De Heer WILLEMSEN vraagt of bij deze regeling iemand toch nog een eigen
antenne op het dak mag plaatsen.
De VOORZIT TER antwoordt dat art. 10 van de verkoopvoorwaarden een algemeen
kettingbeding inhoudt, wat van toepassing is op alle voorwaarden bij een eventuele overdracht
van grond en opstal aan derden.
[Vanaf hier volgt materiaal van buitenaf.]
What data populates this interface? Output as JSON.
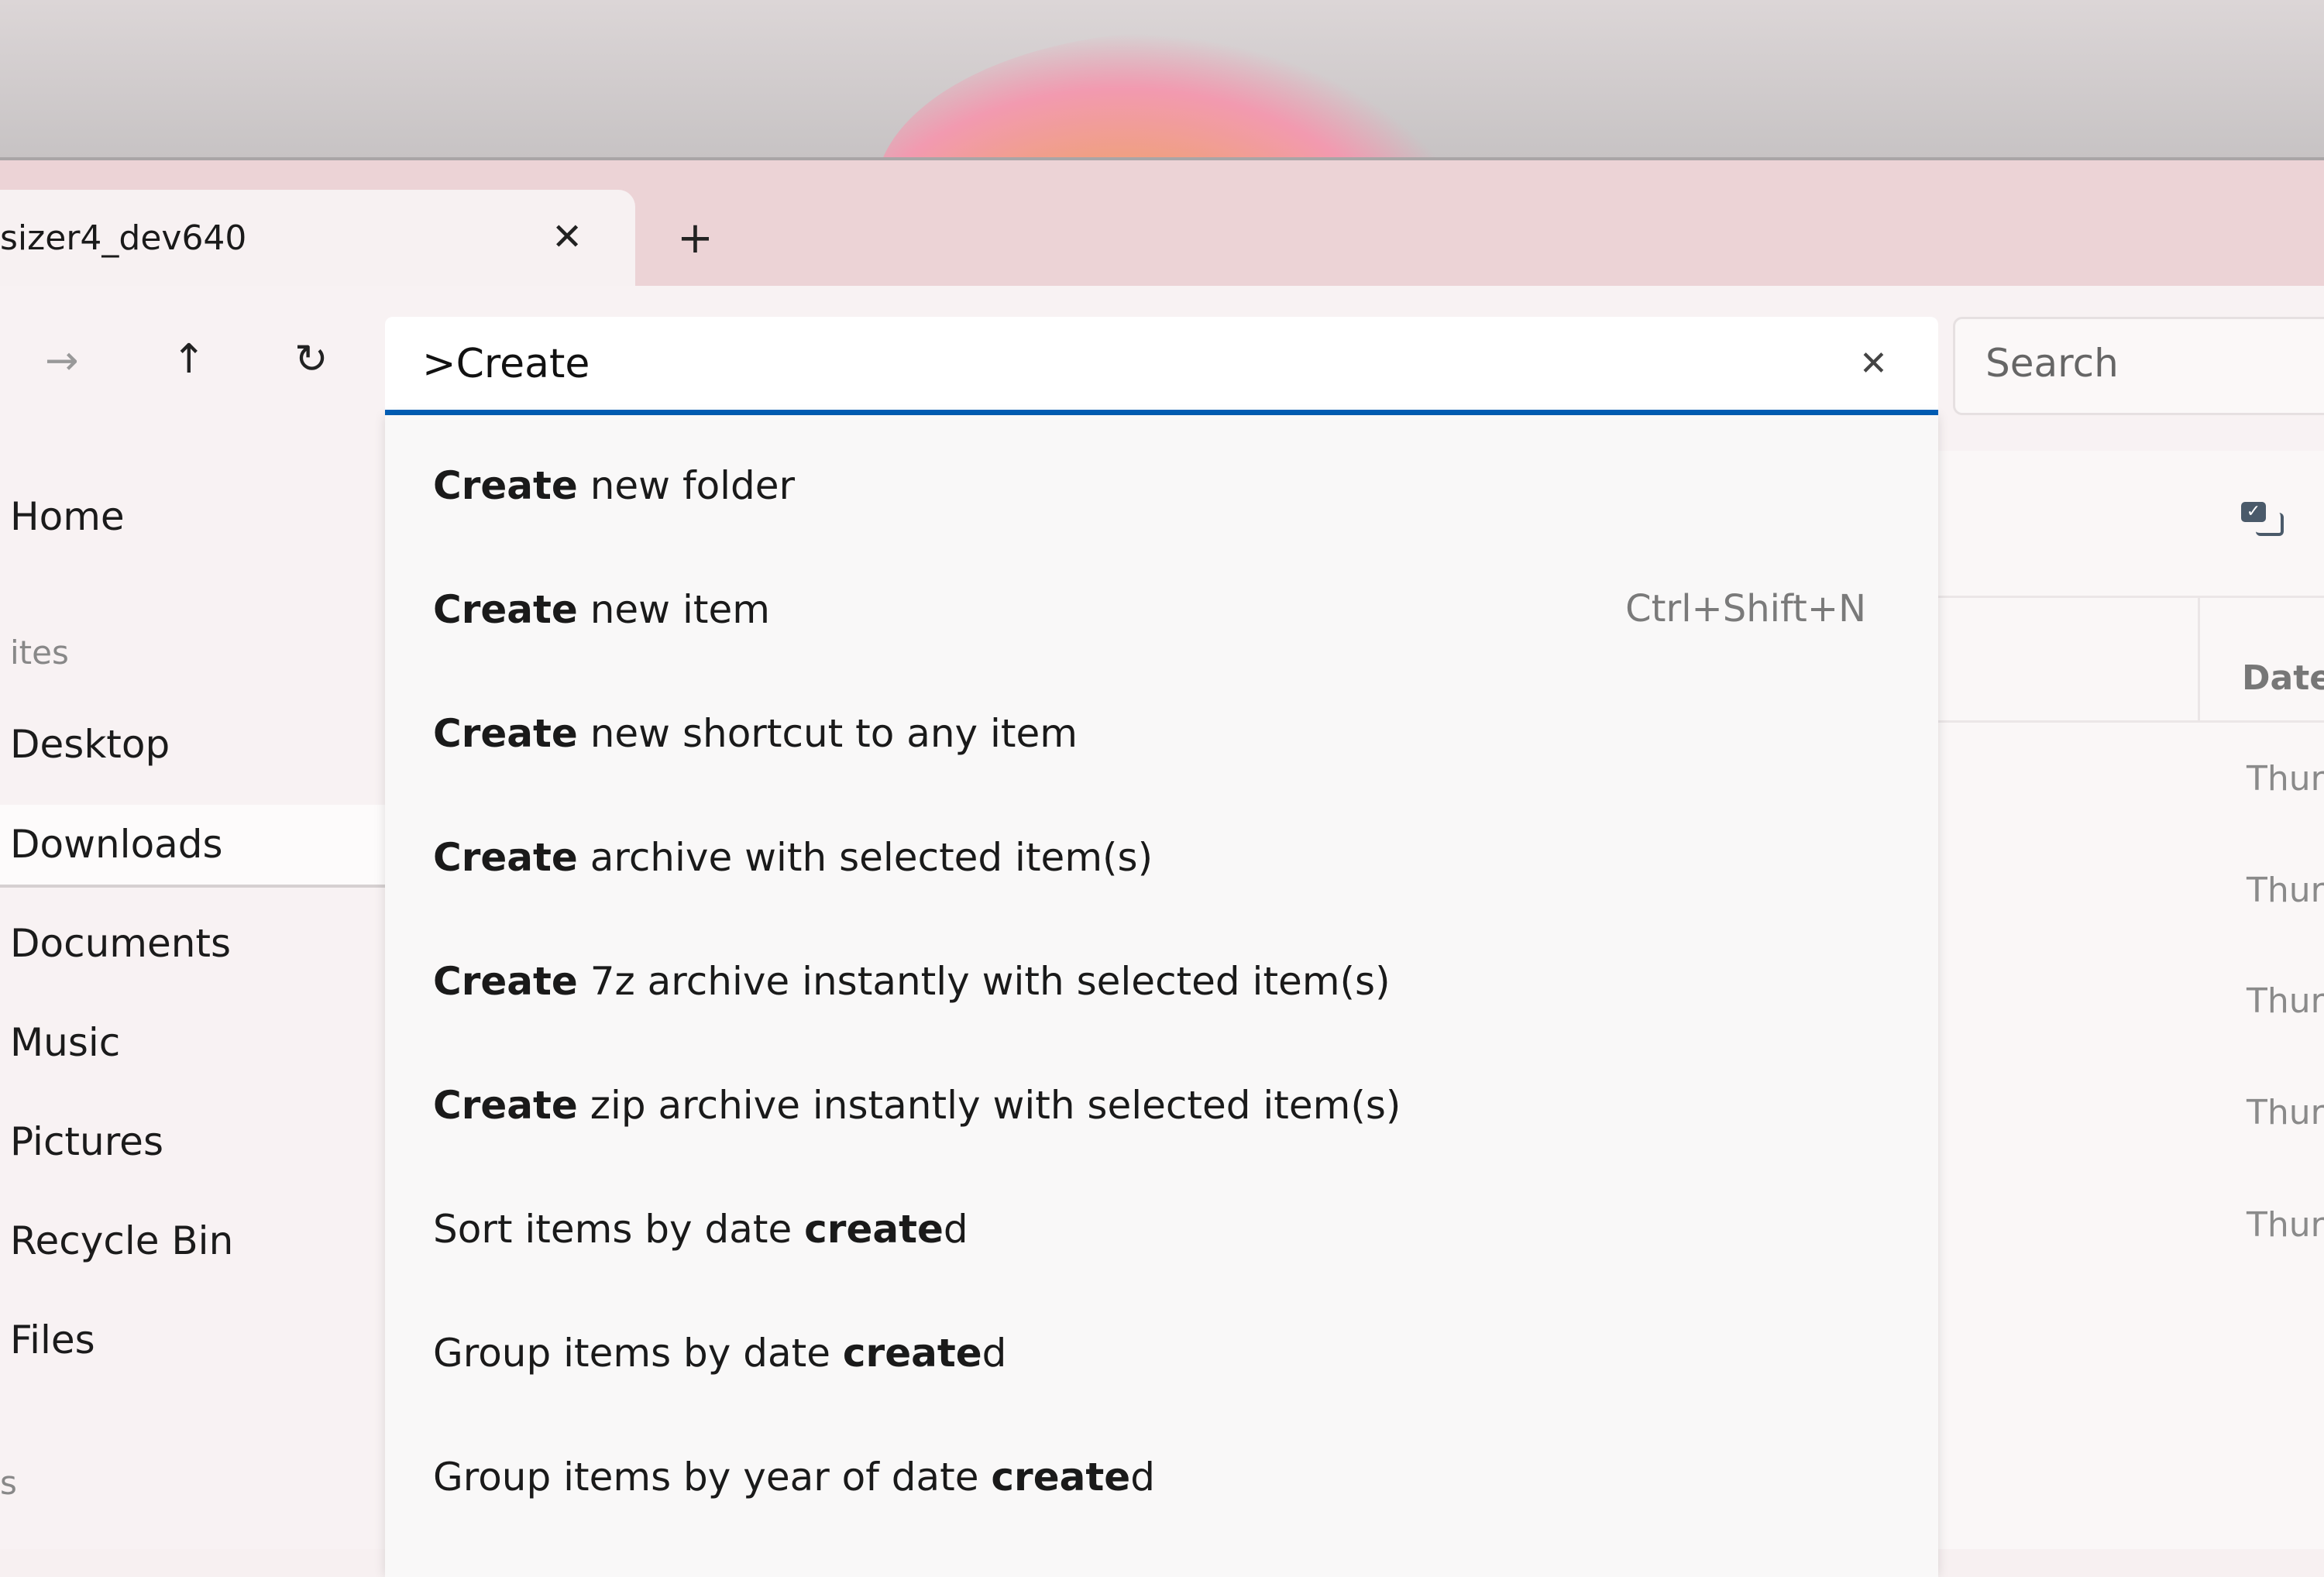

De gedoogplicht geldt altijd voor de eerste eigenaar en
impliciet ook voor diens huurder.
De Heer BEEREPOOT spitst zijn vraag toe op de situatie waarin iemand zelf
niet aansluit maar wel de kabel moet doorlaten naar een ander perceel.
De VOORZITTER is van mening dat dit civielrechtelijk kan worden afgedwongen
op basis van dit artikel.
De Heer BEEREPOOT meent dat het artikel alleen van toepassing is op de kabel
die voor de eigen aansluiting wordt gelegd.
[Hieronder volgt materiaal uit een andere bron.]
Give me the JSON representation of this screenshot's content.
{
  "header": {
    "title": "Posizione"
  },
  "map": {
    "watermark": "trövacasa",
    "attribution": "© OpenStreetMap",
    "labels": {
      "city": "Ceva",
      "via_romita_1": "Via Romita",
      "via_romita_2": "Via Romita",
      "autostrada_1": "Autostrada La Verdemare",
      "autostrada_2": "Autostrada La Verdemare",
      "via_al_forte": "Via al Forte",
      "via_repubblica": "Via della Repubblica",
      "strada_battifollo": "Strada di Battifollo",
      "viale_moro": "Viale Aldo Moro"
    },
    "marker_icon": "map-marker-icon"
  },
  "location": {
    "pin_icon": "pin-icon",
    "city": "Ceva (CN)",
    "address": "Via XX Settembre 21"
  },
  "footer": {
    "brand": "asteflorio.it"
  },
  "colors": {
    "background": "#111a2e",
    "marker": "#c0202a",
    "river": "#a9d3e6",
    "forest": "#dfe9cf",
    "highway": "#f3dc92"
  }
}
De VOORZITTER zegt toe dat dit en de kwestie van het onderhoud aan de kabel
nog eens juridisch getoetst zullen worden.
De Heer VAN YPEREN vraagt zich af of het niet verstandig is de voorwaarden
van de maatschappij die het signaal levert op te nemen in de algemene verkoopvoorwaarden;
deze zijn reeds juridisch getoetst.
De VOORZITTER antwoordt dat alleen algemene regelingen gegeven moeten
worden en dat geen casus-regelingen in de algemene verkoopvoorwaarden thuishoren.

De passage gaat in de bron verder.